I know not when you come,
I know not when you go.
So I lay in wait with a net,
In the hope of catching you.
And holding you to the light, I say
Pray stop for a while
That I may peck your lips
With a kiss,
A kiss ever sweet,
And breathe in your ear words of intimacy.

I saw You
I saw you in the crowd - but briefly,
Yet the sight of your face moving within the surf of heads,
Alien all of them,
That glimpse of you took my breath away.

Like a hawk, my heart flew
And searched in that moving sea,
For the prey that my instinct had recognized,
arisen from the past - far,
faraway in the history of our lives.

My heart sought and sought until its wings tired,
Saddened by the failed search for your face
That had taken my breath away
And bloomed sweet hopes of happiness.

The seconds - all too brief - the glimpse of your perfection
grasped In the gray sea of anonymity -
The flux, the routine -
Burnt the shadow of passion in my soul.

The Pain won't leave me be,
For when it steps away I call it back
And say "stay, dearest. Stay until I find you."

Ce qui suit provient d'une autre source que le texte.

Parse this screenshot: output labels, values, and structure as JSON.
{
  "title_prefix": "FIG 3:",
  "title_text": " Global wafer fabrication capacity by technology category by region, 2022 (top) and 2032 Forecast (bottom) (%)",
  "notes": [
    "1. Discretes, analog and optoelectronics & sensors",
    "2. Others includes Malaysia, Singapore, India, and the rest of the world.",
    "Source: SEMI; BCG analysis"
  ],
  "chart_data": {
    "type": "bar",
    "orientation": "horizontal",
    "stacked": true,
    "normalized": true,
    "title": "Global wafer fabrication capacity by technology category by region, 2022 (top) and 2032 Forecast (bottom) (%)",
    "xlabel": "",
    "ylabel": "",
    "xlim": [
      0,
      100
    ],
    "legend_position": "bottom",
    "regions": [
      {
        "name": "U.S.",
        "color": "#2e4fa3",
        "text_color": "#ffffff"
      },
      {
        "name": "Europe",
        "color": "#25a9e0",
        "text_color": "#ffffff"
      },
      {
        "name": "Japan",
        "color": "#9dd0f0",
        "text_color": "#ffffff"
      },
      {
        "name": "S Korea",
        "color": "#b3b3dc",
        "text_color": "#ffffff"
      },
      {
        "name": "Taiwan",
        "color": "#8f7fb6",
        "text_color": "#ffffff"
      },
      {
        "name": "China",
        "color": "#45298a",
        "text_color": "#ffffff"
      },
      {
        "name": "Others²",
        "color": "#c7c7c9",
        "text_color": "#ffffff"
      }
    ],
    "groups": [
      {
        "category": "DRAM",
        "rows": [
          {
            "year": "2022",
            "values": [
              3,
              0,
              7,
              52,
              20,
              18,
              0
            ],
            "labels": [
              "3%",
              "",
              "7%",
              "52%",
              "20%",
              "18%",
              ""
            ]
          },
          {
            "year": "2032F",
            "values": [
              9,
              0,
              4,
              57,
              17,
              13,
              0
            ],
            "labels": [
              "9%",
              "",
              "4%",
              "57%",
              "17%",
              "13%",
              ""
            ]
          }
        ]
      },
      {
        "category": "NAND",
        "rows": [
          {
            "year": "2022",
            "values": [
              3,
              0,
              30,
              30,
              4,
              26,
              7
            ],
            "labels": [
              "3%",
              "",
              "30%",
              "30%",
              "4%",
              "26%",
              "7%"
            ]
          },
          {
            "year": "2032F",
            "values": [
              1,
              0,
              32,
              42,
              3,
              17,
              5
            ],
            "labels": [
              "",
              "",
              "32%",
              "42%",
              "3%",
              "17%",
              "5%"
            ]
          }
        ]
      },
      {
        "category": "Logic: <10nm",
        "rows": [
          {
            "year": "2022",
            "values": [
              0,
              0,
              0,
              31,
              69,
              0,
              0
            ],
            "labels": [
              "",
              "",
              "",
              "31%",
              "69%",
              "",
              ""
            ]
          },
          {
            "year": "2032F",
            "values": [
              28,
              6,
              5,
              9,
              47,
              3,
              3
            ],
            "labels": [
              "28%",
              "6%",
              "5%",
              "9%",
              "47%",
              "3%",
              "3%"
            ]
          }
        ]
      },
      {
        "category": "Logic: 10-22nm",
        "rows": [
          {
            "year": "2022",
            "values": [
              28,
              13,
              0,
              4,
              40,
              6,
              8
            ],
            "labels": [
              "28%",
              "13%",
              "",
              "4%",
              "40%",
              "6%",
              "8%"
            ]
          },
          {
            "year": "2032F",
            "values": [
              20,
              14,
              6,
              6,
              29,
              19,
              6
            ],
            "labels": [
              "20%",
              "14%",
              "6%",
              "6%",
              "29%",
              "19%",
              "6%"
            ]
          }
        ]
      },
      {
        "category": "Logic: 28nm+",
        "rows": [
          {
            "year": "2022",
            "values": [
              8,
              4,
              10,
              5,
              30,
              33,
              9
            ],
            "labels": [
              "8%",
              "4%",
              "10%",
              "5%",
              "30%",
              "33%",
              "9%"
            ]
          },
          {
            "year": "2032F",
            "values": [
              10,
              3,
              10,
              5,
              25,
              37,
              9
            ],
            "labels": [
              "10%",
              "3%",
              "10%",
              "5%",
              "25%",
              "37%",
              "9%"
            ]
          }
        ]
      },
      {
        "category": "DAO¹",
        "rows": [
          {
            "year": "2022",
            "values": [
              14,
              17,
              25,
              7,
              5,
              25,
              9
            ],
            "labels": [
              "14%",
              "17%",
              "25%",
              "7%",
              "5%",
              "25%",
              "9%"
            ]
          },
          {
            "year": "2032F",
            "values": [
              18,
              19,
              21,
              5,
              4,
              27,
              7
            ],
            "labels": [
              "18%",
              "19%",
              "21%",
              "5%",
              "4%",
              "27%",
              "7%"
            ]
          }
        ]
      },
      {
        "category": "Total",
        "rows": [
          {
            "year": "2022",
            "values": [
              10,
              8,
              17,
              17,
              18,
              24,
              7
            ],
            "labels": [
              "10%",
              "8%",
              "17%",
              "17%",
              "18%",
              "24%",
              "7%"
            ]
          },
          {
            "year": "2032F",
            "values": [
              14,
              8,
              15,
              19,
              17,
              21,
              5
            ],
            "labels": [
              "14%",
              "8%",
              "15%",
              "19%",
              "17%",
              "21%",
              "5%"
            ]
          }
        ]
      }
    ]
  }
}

And when I do, which I know I shall,
And bind you to me once more
As in other lives that we shared.

And cover you with kisses and caresses, I will,
As in the far, faraway past.

licornebleue
licornebleue
11 Mai 2017 à 01:34

Beau poème, plus beau poète ! Bravo ! D'une certaine manière, je crois, que nous nous sentons tous pareil ici, sur le net !
Mercis mille, ami !

palledon
palledon
11 Mai 2017 à 08:00

Pourquoi mon poème sur eve angeli a t'il été censuré ?
je demande audience auprès des moderateurs.

licornebleue
licornebleue
12 Mai 2017 à 01:13

Désolé, palledon ! Je n'en sais rien. Je n'ai pas lu ton poème, mais, par principe, je refuse toute censure. J'espère qu'un modérateur pourra t'expliquer.